Japanese does not use spaces. So how do we tokenise a string of Japanese?

  • There are three writing systems: katakana (angular), hiragana (squigly) and kanji (complicated).
  • Katakan is used in a similar way as italics
  • Nouns, verb, adjectives and adverbs normally start with a kanji
  • Hiragana is used for verb/adjective/adverb endings and "particles", small words or suffixes that help identify the words in a sentence.
  • A verb/adjective/adverb can't end with a hiragana character that represents a particle.

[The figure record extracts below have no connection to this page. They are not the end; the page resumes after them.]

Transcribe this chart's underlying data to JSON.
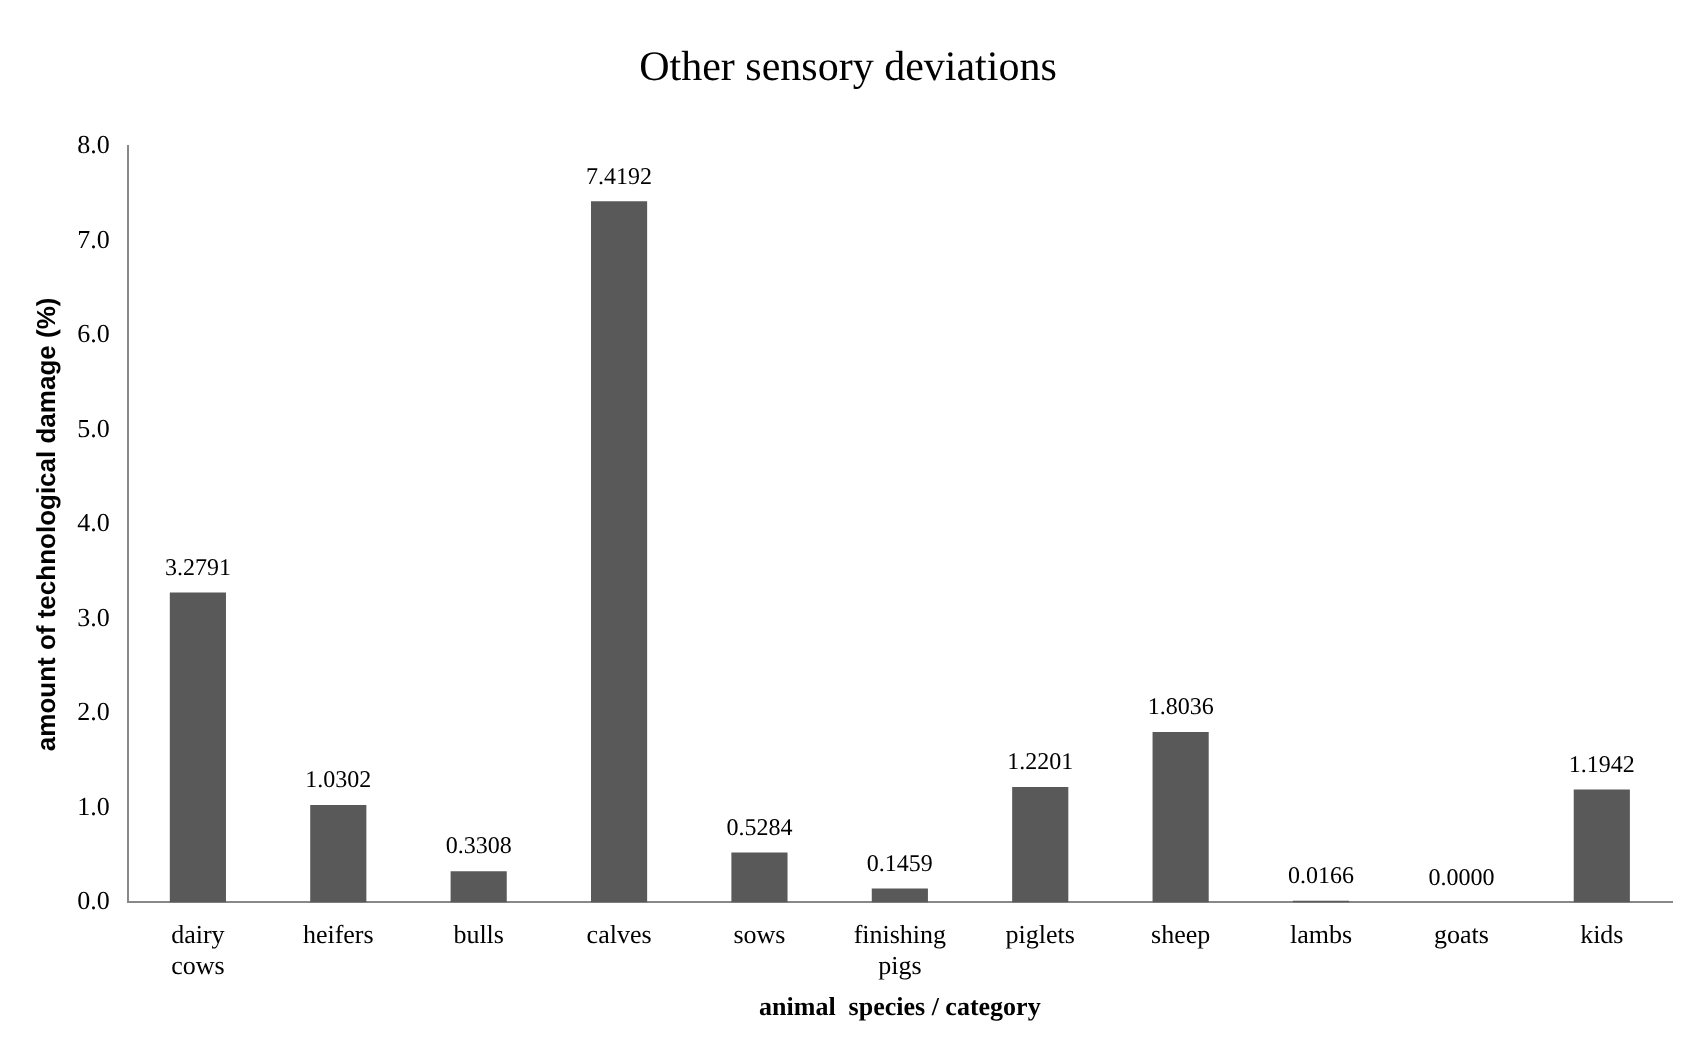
{
  "chart_data": {
    "type": "bar",
    "title": "Other sensory deviations",
    "xlabel": "animal  species / category",
    "ylabel": "amount of technological damage (%)",
    "categories": [
      "dairy cows",
      "heifers",
      "bulls",
      "calves",
      "sows",
      "finishing pigs",
      "piglets",
      "sheep",
      "lambs",
      "goats",
      "kids"
    ],
    "values": [
      3.2791,
      1.0302,
      0.3308,
      7.4192,
      0.5284,
      0.1459,
      1.2201,
      1.8036,
      0.0166,
      0.0,
      1.1942
    ],
    "value_labels": [
      "3.2791",
      "1.0302",
      "0.3308",
      "7.4192",
      "0.5284",
      "0.1459",
      "1.2201",
      "1.8036",
      "0.0166",
      "0.0000",
      "1.1942"
    ],
    "color": "#595959",
    "ylim": [
      0,
      8
    ],
    "yticks": [
      {
        "value": 0,
        "label": "0.0"
      },
      {
        "value": 1,
        "label": "1.0"
      },
      {
        "value": 2,
        "label": "2.0"
      },
      {
        "value": 3,
        "label": "3.0"
      },
      {
        "value": 4,
        "label": "4.0"
      },
      {
        "value": 5,
        "label": "5.0"
      },
      {
        "value": 6,
        "label": "6.0"
      },
      {
        "value": 7,
        "label": "7.0"
      },
      {
        "value": 8,
        "label": "8.0"
      }
    ],
    "grid": false,
    "legend": false
  }
}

So we have some simple tokenisation rules:

  • a sequence of katakana
  • a kanji followed by more kanji or hiragana that do not represent particles
  • hiragana that represent particles

Where that fails, we can introduce parentheses. In practice, only specific adverbs and adjectives are used in Haku. For example:

ラムダ|は|或|エクス|で|エクス|掛ける|エクス|です

ラムダ: katakana word
は: particle
或: pre-noun adjective
エクス: katakana word
で: particle
エクス: katakana word
掛ける: verb
エクス: katakana word 
です: verb (copula)

Implementation

Haku is implemented in Raku, a gradually-typed multi-paradigm language.
The parser uses Raku’s Grammars. It is a recursive descent, longest token match parser. The parser populates an AST using Haku’s Actions. The AST is an algebraic datatype implemented using Haku’s Parameterized Roles. The emitter generates Raku code which is executed via dynamic module loading. Currently all type checking is delegated to Raku.

About the name

I call it 'haku' because I like the sound of it, and also because that word can be written in many ways and mean many things in Japanese. I was definitely thinking about Haku from Spirited Away. Also, I like the resemblance with Raku, the implementation language. I would write it 珀 (amber) or 魄 (soul, spirit).